僕はベッドの横に正座をする形で腰を下ろした。
光崎アリスは僕が座ったのを見届けた後、
靴を脱ぎ、僕の一メートルほど先に座る。
「なんで寮に来ちゃったんですか……」
「バレたら大変ですよ。」
少しの沈黙の後、彼女は口を開く。
「話しかけたらまた逃げると思ったから、」
責める口調じゃない。
怒鳴ってもいない。
「だから、ここなら逃げ場がないと思ったの」
「それで……なんで、図書室に来なくなったの」
核心。
「……普通に忙しかっただけです」
自分でも分かる。
下手すぎる嘘だ。
「確かに三日くらいならわかるよ、でも……」
彼女は続ける。
「目、合わせないし」
「放課後は避けるし」
彼女は距離を詰める。
「私、何かした?」
声が、ほんの少しだけ揺れていた。
彼女の顔を見ないように俯いて答える。
「……してません」
僕は否定する。
この否定が最も彼女を傷つける答えだと分かっていながら。
「じゃあ、なんで」
アリスは、唇を噛む。
「……私が、邪魔だった?」
胸の奥が、ぎゅっと縮む。
「そんな訳ない!」
思わず声が出た。
アリスが目を見開く。
「違うなら、言って」
「理由」
言えなかった。
橘グループの女子の陰口。
――ノリが悪い。
――盛り上がらない。
それは自己満の極みであった。
それを、本人に知らせるわけにはいかない。
「……光崎さん」
声が、情けなくなる。
「ただ僕は、あなたの立場を壊したくなかっただけです」
それは完全なる本音だった。
彼女は、じっと僕を見つめていた。
少しして、ふっと息を吐く。
「……それ、優しさのつもり?」
「……はい」
「最悪」
心臓が跳ねる。
「一人で勝手に決めて」
「私の気持ち、聞かないで距離とって」
でも、怒鳴らない。
声が、震えている。
「……私さ」
アリスは少し俯いて言う。
「なんとなくわかるんだ……」
「多分小山くんは、私の友達が最近の私について何か言ってること聞いちゃったんでしょ?」
僕は図星を晒すように顔を上げる。
「い……いえ…違います……」
「嘘つき……」
その一言で、
胸の奥が、完全に折れた。
少しの沈黙の後、耐えられなくなり僕は言ってしまう。
「……ごめんなさい」
やっと、言えた。
僕の本心が自我を出した。
「その通りです。

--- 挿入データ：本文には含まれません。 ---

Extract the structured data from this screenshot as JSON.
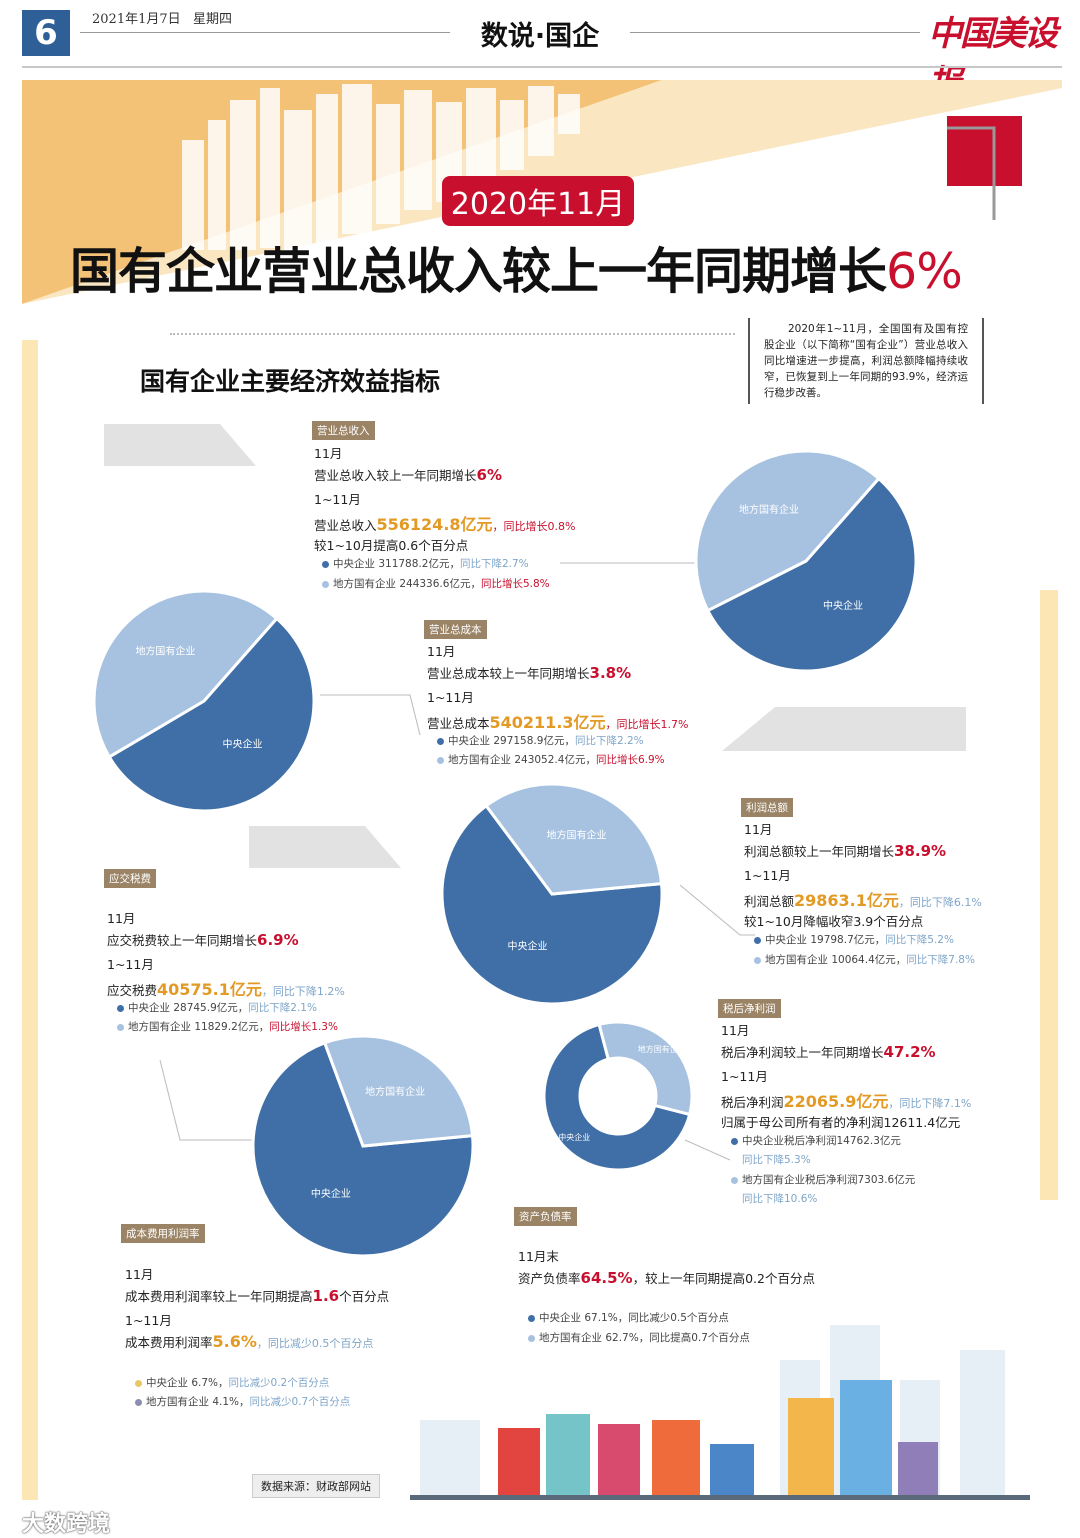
{
  "header": {
    "page_number": "6",
    "date": "2021年1月7日   星期四",
    "section": "数说·国企",
    "logo": "中国美设报"
  },
  "banner": {
    "badge": "2020年11月",
    "headline": "国有企业营业总收入较上一年同期增长",
    "headline_highlight": "6%"
  },
  "intro": "2020年1~11月，全国国有及国有控股企业（以下简称“国有企业”）营业总收入同比增速进一步提高，利润总额降幅持续收窄，已恢复到上一年同期的93.9%，经济运行稳步改善。",
  "main_title": "国有企业主要经济效益指标",
  "colors": {
    "central": "#3f6fa6",
    "local": "#a7c2e0",
    "accent_red": "#c8102e",
    "accent_orange": "#e39a25"
  },
  "sections": {
    "revenue": {
      "tag": "营业总收入",
      "m11": "11月",
      "m11_text": "营业总收入较上一年同期增长",
      "m11_value": "6%",
      "ytd": "1~11月",
      "ytd_text": "营业总收入",
      "ytd_value": "556124.8亿元",
      "ytd_change": "，同比增长0.8%",
      "extra": "较1~10月提高0.6个百分点",
      "central": "中央企业 311788.2亿元，",
      "central_change": "同比下降2.7%",
      "local": "地方国有企业 244336.6亿元，",
      "local_change": "同比增长5.8%"
    },
    "cost": {
      "tag": "营业总成本",
      "m11": "11月",
      "m11_text": "营业总成本较上一年同期增长",
      "m11_value": "3.8%",
      "ytd": "1~11月",
      "ytd_text": "营业总成本",
      "ytd_value": "540211.3亿元",
      "ytd_change": "，同比增长1.7%",
      "central": "中央企业 297158.9亿元，",
      "central_change": "同比下降2.2%",
      "local": "地方国有企业 243052.4亿元，",
      "local_change": "同比增长6.9%"
    },
    "profit": {
      "tag": "利润总额",
      "m11": "11月",
      "m11_text": "利润总额较上一年同期增长",
      "m11_value": "38.9%",
      "ytd": "1~11月",
      "ytd_text": "利润总额",
      "ytd_value": "29863.1亿元",
      "ytd_change": "，同比下降6.1%",
      "extra": "较1~10月降幅收窄3.9个百分点",
      "central": "中央企业 19798.7亿元，",
      "central_change": "同比下降5.2%",
      "local": "地方国有企业 10064.4亿元，",
      "local_change": "同比下降7.8%"
    },
    "tax": {
      "tag": "应交税费",
      "m11": "11月",
      "m11_text": "应交税费较上一年同期增长",
      "m11_value": "6.9%",
      "ytd": "1~11月",
      "ytd_text": "应交税费",
      "ytd_value": "40575.1亿元",
      "ytd_change": "，同比下降1.2%",
      "central": "中央企业 28745.9亿元，",
      "central_change": "同比下降2.1%",
      "local": "地方国有企业 11829.2亿元，",
      "local_change": "同比增长1.3%"
    },
    "netprofit": {
      "tag": "税后净利润",
      "m11": "11月",
      "m11_text": "税后净利润较上一年同期增长",
      "m11_value": "47.2%",
      "ytd": "1~11月",
      "ytd_text": "税后净利润",
      "ytd_value": "22065.9亿元",
      "ytd_change": "，同比下降7.1%",
      "extra": "归属于母公司所有者的净利润12611.4亿元",
      "central": "中央企业税后净利润14762.3亿元",
      "central_change": "同比下降5.3%",
      "local": "地方国有企业税后净利润7303.6亿元",
      "local_change": "同比下降10.6%"
    },
    "costmargin": {
      "tag": "成本费用利润率",
      "m11": "11月",
      "m11_text": "成本费用利润率较上一年同期提高",
      "m11_value": "1.6",
      "m11_unit": "个百分点",
      "ytd": "1~11月",
      "ytd_text": "成本费用利润率",
      "ytd_value": "5.6%",
      "ytd_change": "，同比减少0.5个百分点",
      "central": "中央企业 6.7%，",
      "central_change": "同比减少0.2个百分点",
      "local": "地方国有企业 4.1%，",
      "local_change": "同比减少0.7个百分点"
    },
    "debt": {
      "tag": "资产负债率",
      "m": "11月末",
      "text": "资产负债率",
      "value": "64.5%",
      "change": "，较上一年同期提高0.2个百分点",
      "central": "中央企业 67.1%，同比减少0.5个百分点",
      "local": "地方国有企业 62.7%，同比提高0.7个百分点"
    }
  },
  "chart_data": [
    {
      "type": "pie",
      "id": "revenue",
      "categories": [
        "中央企业",
        "地方国有企业"
      ],
      "values": [
        311788.2,
        244336.6
      ]
    },
    {
      "type": "pie",
      "id": "cost",
      "categories": [
        "中央企业",
        "地方国有企业"
      ],
      "values": [
        297158.9,
        243052.4
      ]
    },
    {
      "type": "pie",
      "id": "profit",
      "categories": [
        "中央企业",
        "地方国有企业"
      ],
      "values": [
        19798.7,
        10064.4
      ]
    },
    {
      "type": "pie",
      "id": "tax",
      "categories": [
        "中央企业",
        "地方国有企业"
      ],
      "values": [
        28745.9,
        11829.2
      ]
    },
    {
      "type": "pie",
      "id": "netprofit",
      "donut": true,
      "categories": [
        "中央企业",
        "地方国有企业"
      ],
      "values": [
        14762.3,
        7303.6
      ]
    }
  ],
  "source": "数据来源：财政部网站",
  "watermark": "大数跨境"
}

」
僕はもう一度下を向く。
「やっぱりそうだったんだ。」
彼女の声は驚くほど弱々しく聞こえる。
そう思った瞬間、
彼女の顔には盛大な笑顔が出来ていた。
そして、
「本当によかったー!」
「…………え?」
僕は呆気に取られる、先ほどまでの彼女が嘘のように思うほど言葉に抑揚がついている。
「私、ずっと君に嫌われたかと思ってたよ!!」
「なんだ、そんなことだったんだ。心配して損した〜」
彼女は安心し切った顔つきで僕へ微笑む。
――そんなこと
その言葉が僕の五日間を否定するようで、
でも僕のこれからを肯定していたような気がした。